Food and farming is at a unique crossroads. On one side, farmers are expected to become leading drivers in the fight against climate change; reducing emissions, improving land ecology and protecting the environment. While on the other side, they must meet the demands of a growing population, in a society experiencing a decrease in the average food expenditure and food price stagnation. It is a near impossible task to find the balance, and it appears to be two incompatible ideas. Having attended ORFC this year however, I disagree. Across the talks I attended, it was clear that sustainable food production that meets the needs of this country is possible. One talk described it as a three-legged stool – each leg representing economics, the environment and society, and the industry can succeed if producers manage all three in balance.  
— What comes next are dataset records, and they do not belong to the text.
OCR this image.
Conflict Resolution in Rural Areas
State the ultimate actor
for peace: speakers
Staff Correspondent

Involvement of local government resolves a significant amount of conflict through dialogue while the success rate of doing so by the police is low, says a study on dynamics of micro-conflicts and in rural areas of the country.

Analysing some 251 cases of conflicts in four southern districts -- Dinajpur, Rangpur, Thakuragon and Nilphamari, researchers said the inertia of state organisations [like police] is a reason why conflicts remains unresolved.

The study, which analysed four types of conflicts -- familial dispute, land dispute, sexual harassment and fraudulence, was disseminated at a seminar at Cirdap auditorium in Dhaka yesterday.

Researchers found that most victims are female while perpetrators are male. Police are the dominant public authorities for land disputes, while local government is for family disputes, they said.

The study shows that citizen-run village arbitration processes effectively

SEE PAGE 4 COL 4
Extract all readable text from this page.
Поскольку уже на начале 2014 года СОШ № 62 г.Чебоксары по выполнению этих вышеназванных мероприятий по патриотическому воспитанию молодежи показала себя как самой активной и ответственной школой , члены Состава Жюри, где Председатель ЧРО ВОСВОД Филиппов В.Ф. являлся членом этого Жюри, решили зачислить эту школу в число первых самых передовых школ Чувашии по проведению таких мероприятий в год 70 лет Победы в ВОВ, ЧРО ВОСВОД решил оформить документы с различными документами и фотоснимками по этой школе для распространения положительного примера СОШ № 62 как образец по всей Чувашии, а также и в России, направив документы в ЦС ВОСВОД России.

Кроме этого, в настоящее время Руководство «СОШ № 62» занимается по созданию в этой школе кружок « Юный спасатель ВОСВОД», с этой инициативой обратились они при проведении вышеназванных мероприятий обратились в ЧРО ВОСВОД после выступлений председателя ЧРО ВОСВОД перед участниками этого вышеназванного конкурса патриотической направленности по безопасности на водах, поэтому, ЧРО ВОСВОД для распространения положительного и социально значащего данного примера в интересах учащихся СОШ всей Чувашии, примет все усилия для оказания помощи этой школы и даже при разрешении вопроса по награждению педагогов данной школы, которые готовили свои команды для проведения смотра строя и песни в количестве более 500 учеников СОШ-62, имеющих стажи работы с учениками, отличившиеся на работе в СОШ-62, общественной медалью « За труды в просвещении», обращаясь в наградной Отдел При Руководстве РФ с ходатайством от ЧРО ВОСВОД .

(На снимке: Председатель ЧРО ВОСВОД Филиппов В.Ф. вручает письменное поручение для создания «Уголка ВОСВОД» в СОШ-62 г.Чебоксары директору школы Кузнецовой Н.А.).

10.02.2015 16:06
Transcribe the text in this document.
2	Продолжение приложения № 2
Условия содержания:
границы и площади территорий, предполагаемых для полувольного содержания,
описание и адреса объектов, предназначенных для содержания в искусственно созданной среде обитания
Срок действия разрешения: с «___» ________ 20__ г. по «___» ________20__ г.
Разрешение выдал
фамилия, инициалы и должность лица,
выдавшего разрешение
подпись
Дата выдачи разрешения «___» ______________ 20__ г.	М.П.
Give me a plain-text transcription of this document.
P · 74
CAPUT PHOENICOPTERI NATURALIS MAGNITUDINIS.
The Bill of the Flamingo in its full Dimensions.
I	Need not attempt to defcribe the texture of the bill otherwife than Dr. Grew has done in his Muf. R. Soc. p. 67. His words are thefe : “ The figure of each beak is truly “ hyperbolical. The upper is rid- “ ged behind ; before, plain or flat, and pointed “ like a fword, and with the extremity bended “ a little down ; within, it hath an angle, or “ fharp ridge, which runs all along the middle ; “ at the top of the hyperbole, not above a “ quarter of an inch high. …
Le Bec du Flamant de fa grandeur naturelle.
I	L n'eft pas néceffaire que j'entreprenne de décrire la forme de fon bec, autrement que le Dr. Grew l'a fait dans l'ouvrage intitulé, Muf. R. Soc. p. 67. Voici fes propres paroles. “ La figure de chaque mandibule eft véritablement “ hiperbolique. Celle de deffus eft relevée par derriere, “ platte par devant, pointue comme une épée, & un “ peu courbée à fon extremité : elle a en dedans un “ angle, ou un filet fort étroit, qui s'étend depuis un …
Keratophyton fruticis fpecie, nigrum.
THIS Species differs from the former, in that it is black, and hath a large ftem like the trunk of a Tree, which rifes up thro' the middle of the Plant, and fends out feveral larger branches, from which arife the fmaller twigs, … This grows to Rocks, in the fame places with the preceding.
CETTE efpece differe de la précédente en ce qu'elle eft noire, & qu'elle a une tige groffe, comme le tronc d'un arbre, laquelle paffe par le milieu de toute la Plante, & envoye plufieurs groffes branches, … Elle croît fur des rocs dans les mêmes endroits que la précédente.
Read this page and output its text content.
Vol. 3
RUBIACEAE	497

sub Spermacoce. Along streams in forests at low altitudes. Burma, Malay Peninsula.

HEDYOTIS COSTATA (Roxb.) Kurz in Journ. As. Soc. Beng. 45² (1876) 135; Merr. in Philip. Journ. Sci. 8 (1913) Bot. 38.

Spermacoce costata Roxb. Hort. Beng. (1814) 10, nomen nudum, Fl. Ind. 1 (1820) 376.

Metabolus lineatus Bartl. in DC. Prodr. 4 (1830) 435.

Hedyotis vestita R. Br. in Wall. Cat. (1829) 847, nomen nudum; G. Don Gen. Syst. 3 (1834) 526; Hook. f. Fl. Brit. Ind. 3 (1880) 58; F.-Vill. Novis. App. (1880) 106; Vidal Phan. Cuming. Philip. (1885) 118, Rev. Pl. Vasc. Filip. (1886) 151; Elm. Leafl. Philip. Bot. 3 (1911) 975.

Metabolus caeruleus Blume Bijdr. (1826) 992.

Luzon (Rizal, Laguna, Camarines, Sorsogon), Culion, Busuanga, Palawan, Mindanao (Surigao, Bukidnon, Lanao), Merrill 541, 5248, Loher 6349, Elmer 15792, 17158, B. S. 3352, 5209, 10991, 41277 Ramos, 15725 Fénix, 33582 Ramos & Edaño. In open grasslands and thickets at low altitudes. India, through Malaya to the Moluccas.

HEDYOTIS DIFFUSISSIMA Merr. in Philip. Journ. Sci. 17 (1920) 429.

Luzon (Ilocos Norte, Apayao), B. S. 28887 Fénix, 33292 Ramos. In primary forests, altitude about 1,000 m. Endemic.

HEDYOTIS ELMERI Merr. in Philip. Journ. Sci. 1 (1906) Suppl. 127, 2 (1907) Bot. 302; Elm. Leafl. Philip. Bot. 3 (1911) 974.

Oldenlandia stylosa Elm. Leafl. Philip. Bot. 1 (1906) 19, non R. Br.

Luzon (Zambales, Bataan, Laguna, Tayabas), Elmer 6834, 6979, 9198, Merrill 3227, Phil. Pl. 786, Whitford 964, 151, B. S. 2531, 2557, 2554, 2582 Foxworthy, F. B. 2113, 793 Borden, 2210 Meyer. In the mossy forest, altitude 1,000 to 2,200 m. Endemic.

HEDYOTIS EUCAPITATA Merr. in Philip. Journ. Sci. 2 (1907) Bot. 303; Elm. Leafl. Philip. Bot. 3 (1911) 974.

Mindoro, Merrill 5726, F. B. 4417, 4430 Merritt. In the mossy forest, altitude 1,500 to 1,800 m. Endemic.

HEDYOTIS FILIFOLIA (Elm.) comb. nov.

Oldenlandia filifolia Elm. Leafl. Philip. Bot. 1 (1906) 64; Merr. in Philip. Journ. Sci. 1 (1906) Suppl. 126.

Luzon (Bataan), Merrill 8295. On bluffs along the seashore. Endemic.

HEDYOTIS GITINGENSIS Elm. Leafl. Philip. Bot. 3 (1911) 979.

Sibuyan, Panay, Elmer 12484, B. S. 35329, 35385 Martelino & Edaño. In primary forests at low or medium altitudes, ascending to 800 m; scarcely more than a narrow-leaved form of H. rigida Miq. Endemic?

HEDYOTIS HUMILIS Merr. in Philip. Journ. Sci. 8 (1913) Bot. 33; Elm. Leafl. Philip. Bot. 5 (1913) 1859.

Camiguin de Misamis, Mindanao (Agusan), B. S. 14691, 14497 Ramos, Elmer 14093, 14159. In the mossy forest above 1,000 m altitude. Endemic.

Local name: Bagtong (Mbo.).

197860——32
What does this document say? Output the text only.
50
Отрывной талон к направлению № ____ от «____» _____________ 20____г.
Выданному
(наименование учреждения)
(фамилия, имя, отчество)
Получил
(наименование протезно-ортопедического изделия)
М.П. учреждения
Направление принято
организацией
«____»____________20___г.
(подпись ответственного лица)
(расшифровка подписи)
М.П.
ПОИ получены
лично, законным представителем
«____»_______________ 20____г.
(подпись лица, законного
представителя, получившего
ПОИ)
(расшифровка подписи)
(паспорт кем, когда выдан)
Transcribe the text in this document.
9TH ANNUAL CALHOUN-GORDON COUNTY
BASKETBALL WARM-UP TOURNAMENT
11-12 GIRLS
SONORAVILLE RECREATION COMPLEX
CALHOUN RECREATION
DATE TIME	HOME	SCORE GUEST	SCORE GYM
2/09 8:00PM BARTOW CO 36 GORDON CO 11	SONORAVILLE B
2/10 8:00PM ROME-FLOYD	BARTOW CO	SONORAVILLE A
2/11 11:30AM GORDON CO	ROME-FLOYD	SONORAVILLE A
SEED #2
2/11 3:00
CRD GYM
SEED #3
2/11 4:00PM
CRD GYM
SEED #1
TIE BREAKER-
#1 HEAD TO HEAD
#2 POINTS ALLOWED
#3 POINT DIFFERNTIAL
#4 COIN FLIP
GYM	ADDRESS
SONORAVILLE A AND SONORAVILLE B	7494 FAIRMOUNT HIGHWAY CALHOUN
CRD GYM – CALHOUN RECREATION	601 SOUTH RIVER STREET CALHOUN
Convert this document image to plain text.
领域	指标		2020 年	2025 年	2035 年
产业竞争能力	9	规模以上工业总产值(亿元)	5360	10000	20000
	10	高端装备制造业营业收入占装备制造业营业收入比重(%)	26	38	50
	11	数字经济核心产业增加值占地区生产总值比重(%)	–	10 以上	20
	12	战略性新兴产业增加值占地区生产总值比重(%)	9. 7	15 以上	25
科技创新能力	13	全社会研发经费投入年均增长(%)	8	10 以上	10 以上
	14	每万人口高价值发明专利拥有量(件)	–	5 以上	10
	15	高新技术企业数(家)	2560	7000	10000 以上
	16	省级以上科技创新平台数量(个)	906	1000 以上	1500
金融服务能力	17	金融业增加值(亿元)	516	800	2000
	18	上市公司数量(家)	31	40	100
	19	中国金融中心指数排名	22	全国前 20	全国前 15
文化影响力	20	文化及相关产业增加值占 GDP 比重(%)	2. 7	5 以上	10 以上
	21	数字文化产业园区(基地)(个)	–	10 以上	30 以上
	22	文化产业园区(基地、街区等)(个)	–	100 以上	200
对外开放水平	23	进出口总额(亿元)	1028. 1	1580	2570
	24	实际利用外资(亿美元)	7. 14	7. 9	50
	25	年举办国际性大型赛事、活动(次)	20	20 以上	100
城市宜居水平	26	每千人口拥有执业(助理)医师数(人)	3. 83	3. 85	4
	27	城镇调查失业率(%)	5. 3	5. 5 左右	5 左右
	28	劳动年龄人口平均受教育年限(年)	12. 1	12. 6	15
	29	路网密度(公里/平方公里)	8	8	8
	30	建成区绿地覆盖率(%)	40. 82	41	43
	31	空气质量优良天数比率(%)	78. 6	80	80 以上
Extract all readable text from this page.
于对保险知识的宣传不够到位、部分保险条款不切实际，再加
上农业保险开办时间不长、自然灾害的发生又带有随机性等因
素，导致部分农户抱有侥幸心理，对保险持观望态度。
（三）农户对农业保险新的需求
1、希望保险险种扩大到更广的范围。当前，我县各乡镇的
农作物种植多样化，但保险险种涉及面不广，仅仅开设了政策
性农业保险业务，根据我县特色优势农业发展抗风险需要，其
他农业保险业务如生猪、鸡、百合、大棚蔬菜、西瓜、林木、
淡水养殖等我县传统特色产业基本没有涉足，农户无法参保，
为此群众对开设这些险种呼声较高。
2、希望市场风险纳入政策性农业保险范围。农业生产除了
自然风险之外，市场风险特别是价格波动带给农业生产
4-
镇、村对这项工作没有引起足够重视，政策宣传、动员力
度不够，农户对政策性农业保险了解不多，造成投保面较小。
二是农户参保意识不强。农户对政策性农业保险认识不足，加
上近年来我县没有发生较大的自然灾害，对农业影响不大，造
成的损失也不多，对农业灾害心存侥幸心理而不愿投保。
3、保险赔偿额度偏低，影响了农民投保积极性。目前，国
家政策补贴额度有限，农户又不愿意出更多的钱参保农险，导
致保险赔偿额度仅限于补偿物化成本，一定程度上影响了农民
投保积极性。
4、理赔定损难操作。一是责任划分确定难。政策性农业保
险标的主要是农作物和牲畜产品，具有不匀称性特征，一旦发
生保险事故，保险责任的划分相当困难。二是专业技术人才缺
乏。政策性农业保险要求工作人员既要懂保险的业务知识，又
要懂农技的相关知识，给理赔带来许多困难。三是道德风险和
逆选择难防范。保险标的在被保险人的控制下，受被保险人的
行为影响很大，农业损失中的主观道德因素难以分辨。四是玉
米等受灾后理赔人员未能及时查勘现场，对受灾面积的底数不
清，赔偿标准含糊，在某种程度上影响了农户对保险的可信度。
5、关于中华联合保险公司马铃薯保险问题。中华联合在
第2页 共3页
A key takeaway from the conference was the importance of education. It is far too easy for the hard work and the complexity of the food we buy to be ignored or missed, and the reality for many of us is a quick, seemingly unimportant, scan of a product before deciding on a purchase. Attempting to convey messages of health and nutrition, ecology and climate change on the side of a pack is a losing battle- already we see the complex topic of nutrition boiled down to a traffic light system for consumers. In a further talk I attended during the two days, small-scale producers discussed the benefit of delivering food directly to consumers, where a shorter supply chain allows for topics such seasonality, quality and price to be discussed in unison. This, I believe will provide those sat outside the industry a deeper appreciation of the challenges that stakeholders face, making it harder to simply pin issues like emissions on the farming community.

For my own education, the conference shed a light on the challenges farmers face and the importance for all components of the food industry to work together. By the end, I left daunted by the scale of the challenges that lie ahead, but also amazed at the work we have done so far. I urge those who are looking to make a difference to attend ORFC next year!